The only thing a gene is 'for' is a protein. The letters being sequenced, As, Cs, Gs, and Ts constitute a code. Each triplet of letters instructs the 'machinery' inside a cell to grab hold of a particular amino acid. If you string amino acids together they make a protein, a stomach enzyme that digests food, for instance. We have around 80,000 genes and we are 99.9 percent identical.

Gene monitoring

So what, you might say. Well here's the exciting bit. Already researchers are extracting DNA from patients, attaching fluorescent molecules and sprinkling the sample on a glass chip whose surface is speckled with 10,000 known genes. A laser reads the fluorescence, which indicates which of the known genes on the chip are in the mystery sample from the patient. In the last few months such 'gene-expression monitoring' has diagnosed a muscle tumour in a boy thought to have leukaemia, and distinguished between two kinds of cancer that require different chemotherapy.

Genetic testing will help early diagnosis, and will mean new drugs aimed at treating the cause of disease rather than the symptoms.
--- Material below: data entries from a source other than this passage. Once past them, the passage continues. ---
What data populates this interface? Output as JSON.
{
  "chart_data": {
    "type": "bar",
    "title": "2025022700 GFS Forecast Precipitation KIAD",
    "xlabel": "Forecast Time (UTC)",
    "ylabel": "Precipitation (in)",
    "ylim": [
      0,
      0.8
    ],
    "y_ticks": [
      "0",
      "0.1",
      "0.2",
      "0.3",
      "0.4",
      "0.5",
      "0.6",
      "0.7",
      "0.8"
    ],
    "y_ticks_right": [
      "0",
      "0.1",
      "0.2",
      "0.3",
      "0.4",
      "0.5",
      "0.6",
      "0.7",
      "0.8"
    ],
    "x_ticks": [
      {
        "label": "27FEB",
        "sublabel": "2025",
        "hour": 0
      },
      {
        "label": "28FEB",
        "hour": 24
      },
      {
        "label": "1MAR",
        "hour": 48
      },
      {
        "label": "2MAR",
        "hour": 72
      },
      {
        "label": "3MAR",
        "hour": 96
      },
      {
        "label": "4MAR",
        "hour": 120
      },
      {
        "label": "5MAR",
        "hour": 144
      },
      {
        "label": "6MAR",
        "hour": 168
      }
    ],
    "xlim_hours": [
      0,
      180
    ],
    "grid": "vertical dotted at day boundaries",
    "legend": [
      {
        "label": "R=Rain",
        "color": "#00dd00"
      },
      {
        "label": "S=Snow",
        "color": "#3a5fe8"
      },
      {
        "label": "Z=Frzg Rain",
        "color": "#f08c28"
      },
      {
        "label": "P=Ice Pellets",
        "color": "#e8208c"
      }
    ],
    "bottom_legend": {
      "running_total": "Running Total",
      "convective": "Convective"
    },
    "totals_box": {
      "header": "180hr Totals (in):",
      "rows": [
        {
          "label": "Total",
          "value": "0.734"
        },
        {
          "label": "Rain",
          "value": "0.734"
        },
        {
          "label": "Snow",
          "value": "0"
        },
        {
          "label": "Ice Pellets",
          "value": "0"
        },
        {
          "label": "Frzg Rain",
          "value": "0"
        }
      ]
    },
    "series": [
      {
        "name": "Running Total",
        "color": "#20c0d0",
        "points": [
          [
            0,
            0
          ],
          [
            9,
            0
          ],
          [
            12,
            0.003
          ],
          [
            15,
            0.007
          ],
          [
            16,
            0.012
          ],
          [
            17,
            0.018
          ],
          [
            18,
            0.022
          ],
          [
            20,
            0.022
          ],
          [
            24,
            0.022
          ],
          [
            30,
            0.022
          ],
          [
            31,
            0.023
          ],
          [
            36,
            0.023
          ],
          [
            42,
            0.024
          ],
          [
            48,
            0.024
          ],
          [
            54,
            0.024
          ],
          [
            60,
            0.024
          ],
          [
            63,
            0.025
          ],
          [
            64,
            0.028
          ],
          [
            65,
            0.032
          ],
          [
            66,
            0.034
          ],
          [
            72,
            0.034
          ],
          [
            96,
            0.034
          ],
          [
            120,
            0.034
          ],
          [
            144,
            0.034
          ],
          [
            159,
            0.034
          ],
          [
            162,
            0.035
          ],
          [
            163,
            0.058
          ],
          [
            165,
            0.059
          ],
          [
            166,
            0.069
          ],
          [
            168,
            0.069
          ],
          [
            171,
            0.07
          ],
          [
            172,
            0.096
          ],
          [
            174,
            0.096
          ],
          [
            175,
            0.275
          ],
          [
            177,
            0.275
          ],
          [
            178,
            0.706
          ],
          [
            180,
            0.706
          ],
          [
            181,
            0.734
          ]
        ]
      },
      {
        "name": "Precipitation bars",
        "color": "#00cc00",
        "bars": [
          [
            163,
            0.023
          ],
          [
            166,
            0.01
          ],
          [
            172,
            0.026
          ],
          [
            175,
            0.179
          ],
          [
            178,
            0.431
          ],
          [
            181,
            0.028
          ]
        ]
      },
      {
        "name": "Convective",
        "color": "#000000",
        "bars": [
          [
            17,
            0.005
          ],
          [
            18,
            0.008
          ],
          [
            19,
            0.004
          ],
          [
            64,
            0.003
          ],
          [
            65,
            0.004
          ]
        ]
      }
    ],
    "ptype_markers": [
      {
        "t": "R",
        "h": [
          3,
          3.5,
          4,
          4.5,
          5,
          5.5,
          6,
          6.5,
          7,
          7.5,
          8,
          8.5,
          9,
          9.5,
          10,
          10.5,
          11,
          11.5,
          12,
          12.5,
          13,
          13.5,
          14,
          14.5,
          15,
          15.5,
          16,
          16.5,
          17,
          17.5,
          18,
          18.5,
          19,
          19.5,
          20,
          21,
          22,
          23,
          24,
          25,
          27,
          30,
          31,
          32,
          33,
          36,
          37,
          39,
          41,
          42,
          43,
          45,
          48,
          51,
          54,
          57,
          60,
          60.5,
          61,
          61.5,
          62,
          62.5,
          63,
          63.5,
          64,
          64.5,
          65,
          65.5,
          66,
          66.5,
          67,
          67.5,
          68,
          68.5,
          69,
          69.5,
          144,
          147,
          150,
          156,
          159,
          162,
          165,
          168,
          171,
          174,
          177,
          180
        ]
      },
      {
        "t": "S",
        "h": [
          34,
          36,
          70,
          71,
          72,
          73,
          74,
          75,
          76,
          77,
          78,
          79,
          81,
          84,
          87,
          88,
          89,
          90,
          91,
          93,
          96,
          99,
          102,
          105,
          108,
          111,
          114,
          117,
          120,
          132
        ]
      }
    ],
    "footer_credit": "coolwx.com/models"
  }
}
The use of genes as medicine, curing disease at the molecular level before it even arises, may be further off but even now these new discoveries can revolutionise medicine.

Researchers are busily using the information from the Human Genome Project to develop ways of recognising disease early and treating it. Some are investigating ways to use genes as drugs. Others are seeking ways to alter or eliminate disease genes. A new genetically engineered antibody called Herceptin works to block the receptors responsible for the spread of breast cancer. In tests in America this treatment has so far been successful for less than a year for most patients, although some were much more fortunate. Still it gives us a glimmer again of what can be achieved.

So, when are we going to start seeing the benefits? This is where big business shoves its nose in. As ever they are busily working out the best way to make a quick buck. Sickeningly the combination of science as big business with the current speculation bubble has prompted some economists to predict that genetics companies are the new dot coms, and will attract enough investment to keep the bubble afloat. No doubt they will attract more cash than the serious projects trying to use this science to cure cancer.

Unbelievably these biotech companies are fighting over the patent rights to genes. How on earth can you patent a gene. These people are not interested in science, owning the means of producing wealth is all that concerns them. Now they have the audacity to claim ownership of the chemical make up of our species. Such obsession with ownership and profit applied to our health has fatal consequences. Miami Children's hospital developed a genetic screening test for Canavan disease, a degenerative neurological disorder. The hospital owns the patent on the 'Canavan gene' and charges $12.50 for anyone who uses the test.

What's the point in investing in developing a drug if others can simply copy it without paying royalties, they argue. To you and I the answer saving lives comes to mind, to these people that only prompts the further question, is there any money in it?

The science of genetics is about more than modified crops, giant salmon and sheep clones. Or rather it should be. It should be about curing cancer, about treating disease, about understanding how our bodies work in interaction with our environment. Before that can become a reality we will have to change our environment, our society, so that freed from the bondage of labour in the interests of profit, science can be put to use in the interests of the whole of humanity and not just the greed of a few.